With SEO professionals taking care of you and your website, you only have to be told the what, and then sign off on it. Find yourself an SEO company that you can trust, hammer out a plan that everyone can live with, set up routine assessments of progress, and go back to business as usual. You’ll get an email or phone call saying, “A situation has come up, this is what happened, xyz we should fix it, do you approve?”

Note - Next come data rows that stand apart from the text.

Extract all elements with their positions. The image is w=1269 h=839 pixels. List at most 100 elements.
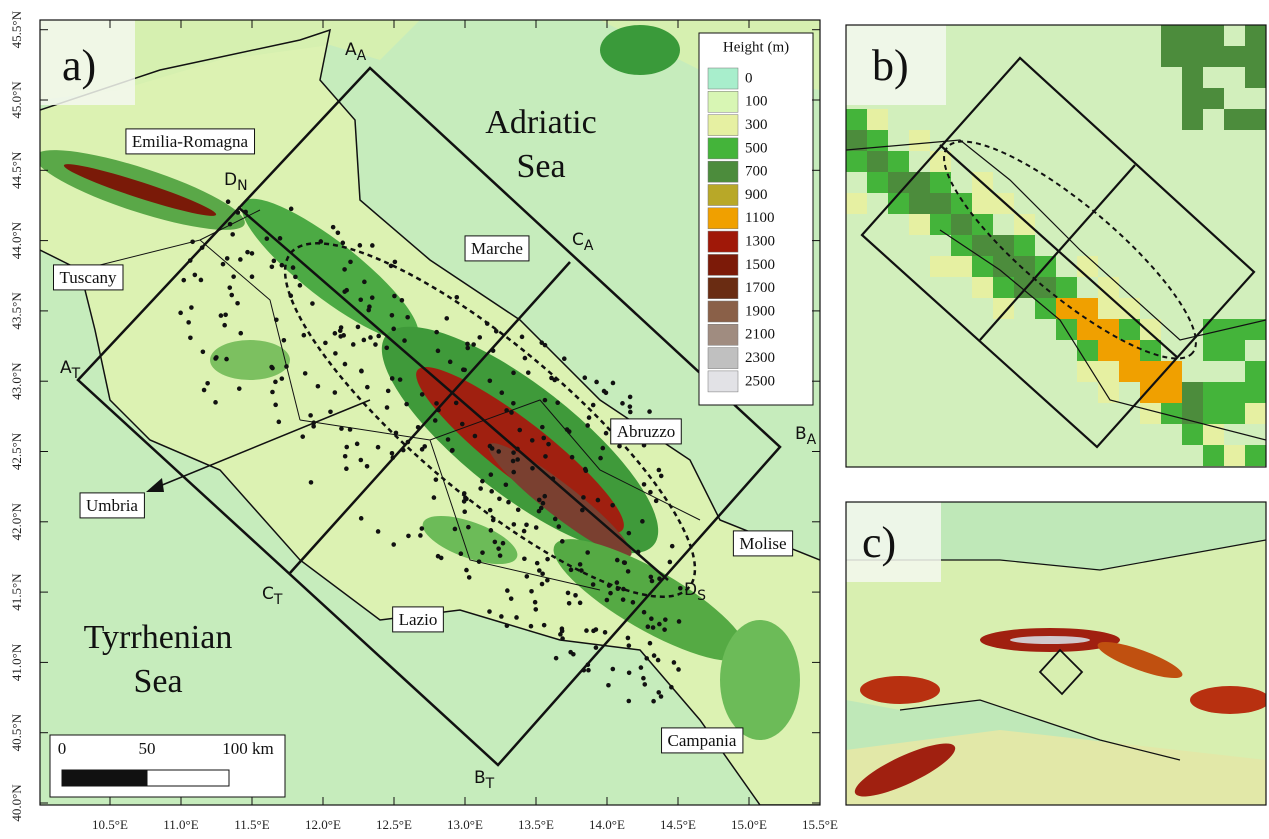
sea-label: Sea (516, 148, 565, 185)
elevation-pixel (846, 151, 867, 172)
station-dot (579, 568, 584, 573)
station-dot (539, 340, 544, 345)
station-dot (462, 509, 467, 514)
point-subscript: A (807, 432, 817, 448)
station-dot (662, 627, 667, 632)
elevation-pixel (930, 214, 951, 235)
station-dot (309, 480, 314, 485)
station-dot (530, 438, 535, 443)
point-subscript: T (273, 592, 283, 608)
station-dot (394, 431, 399, 436)
station-dot (529, 624, 534, 629)
elevation-pixel (972, 193, 993, 214)
lon-tick-label: 12.0°E (305, 817, 341, 832)
station-dot (422, 444, 427, 449)
legend-label: 100 (745, 94, 768, 110)
elevation-pixel (1077, 256, 1098, 277)
elevation-pixel (972, 214, 993, 235)
station-dot (600, 446, 605, 451)
elevation-pixel (1224, 46, 1245, 67)
station-dot (566, 591, 571, 596)
station-dot (358, 243, 363, 248)
legend-label: 1300 (745, 234, 775, 250)
lat-tick-label: 41.5°N (9, 573, 24, 611)
station-dot (343, 362, 348, 367)
legend-label: 1500 (745, 257, 775, 273)
point-letter: B (795, 424, 807, 444)
elevation-pixel (1140, 403, 1161, 424)
station-dot (567, 601, 572, 606)
station-dot (585, 423, 590, 428)
elevation-pixel (846, 193, 867, 214)
elevation-pixel (1014, 256, 1035, 277)
station-dot (450, 448, 455, 453)
station-dot (487, 609, 492, 614)
station-dot (274, 317, 279, 322)
station-dot (477, 559, 482, 564)
station-dot (336, 230, 341, 235)
station-dot (585, 550, 590, 555)
station-dot (348, 260, 353, 265)
station-dot (587, 415, 592, 420)
station-dot (591, 582, 596, 587)
point-letter: B (474, 768, 486, 788)
lon-tick-label: 14.5°E (660, 817, 696, 832)
station-dot (520, 335, 525, 340)
station-dot (282, 338, 287, 343)
point-subscript: T (71, 366, 81, 382)
station-dot (308, 413, 313, 418)
station-dot (670, 544, 675, 549)
station-dot (471, 342, 476, 347)
station-dot (389, 264, 394, 269)
station-dot (570, 455, 575, 460)
station-dot (444, 316, 449, 321)
region-label: Molise (739, 534, 786, 553)
lon-tick-label: 10.5°E (92, 817, 128, 832)
station-dot (230, 232, 235, 237)
station-dot (642, 610, 647, 615)
station-dot (213, 400, 218, 405)
station-dot (448, 360, 453, 365)
station-dot (284, 364, 289, 369)
elevation-pixel (1098, 340, 1119, 361)
station-dot (586, 668, 591, 673)
station-dot (514, 615, 519, 620)
station-dot (223, 312, 228, 317)
elevation-pixel (1140, 382, 1161, 403)
station-dot (554, 656, 559, 661)
station-dot (626, 636, 631, 641)
elevation-pixel (1203, 319, 1224, 340)
legend-swatch (708, 278, 738, 299)
station-dot (546, 442, 551, 447)
station-dot (278, 236, 283, 241)
station-dot (420, 526, 425, 531)
station-dot (651, 699, 656, 704)
sea-label: Sea (133, 663, 182, 700)
station-dot (376, 334, 381, 339)
station-dot (603, 630, 608, 635)
station-dot (560, 629, 565, 634)
lat-tick-label: 43.5°N (9, 292, 24, 330)
station-dot (533, 607, 538, 612)
elevation-pixel (1098, 361, 1119, 382)
station-dot (504, 408, 509, 413)
station-dot (273, 380, 278, 385)
station-dot (511, 450, 516, 455)
station-dot (642, 682, 647, 687)
station-dot (540, 425, 545, 430)
elevation-pixel (1077, 340, 1098, 361)
station-dot (390, 451, 395, 456)
station-dot (573, 593, 578, 598)
station-dot (229, 293, 234, 298)
station-dot (646, 624, 651, 629)
region-label: Umbria (86, 496, 138, 515)
legend-label: 0 (745, 70, 753, 86)
station-dot (359, 516, 364, 521)
station-dot (269, 365, 274, 370)
station-dot (303, 371, 308, 376)
station-dot (663, 617, 668, 622)
legend-swatch (708, 301, 738, 322)
elevation-pixel (1140, 340, 1161, 361)
station-dot (463, 496, 468, 501)
elevation-pixel (1014, 214, 1035, 235)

I’m not part of the logistics end of SEO. My specialty is writing and helping develop content for our clients, not coding, researching the best keywords or strategizing about how to get an edge on the competition. Whatever small amount of knowledge I have about the technical side of SEO is gleaned from the hours and hours and hours I’ve spent reading articles and columns from founders of the industry. Plus the questions I’m able to sneak in when interacting with the real SEO experts within our company. Even with all the time I have invested in research and my access to experts, sometimes I get three quarters of the way into an article on a technical topic and realize I’ve completely misunderstood it.
SEO is riddled with jargon-pageviews, analytics, on-page optimization, backlinks, inbound links, metadata, headings-and a dictionary’s worth of acronyms like SERPs, SERs, SEM, SMM, SEO, SE, PR7, HTML, CSS, RSS and XML. Terminology is often used interchangeably, and some terms, such as SEO, could be referring to a person who does SEO, the industry as a whole, or a specific technique all within one sentence.
The details and approaches-organic SEO, white hat, black hat-that are endlessly rehashed in the court of public opinion on major sites are because of the passion and enthusiasm so many in the field have for the subject. But a lot of times the speculation ends up being all for naught or completely blown out of proportion.
The best SEO is not just the key to-sort of-unlocking the hallowed search engine algorithm and ranking higher on Google; it is an evolving science and an art, perhaps even a calling. Should you feel called, welcome to the insanity, but if you feel overwhelmed and “thank you very much but no,” don’t write it off. Just get a good SEO to be part of your team.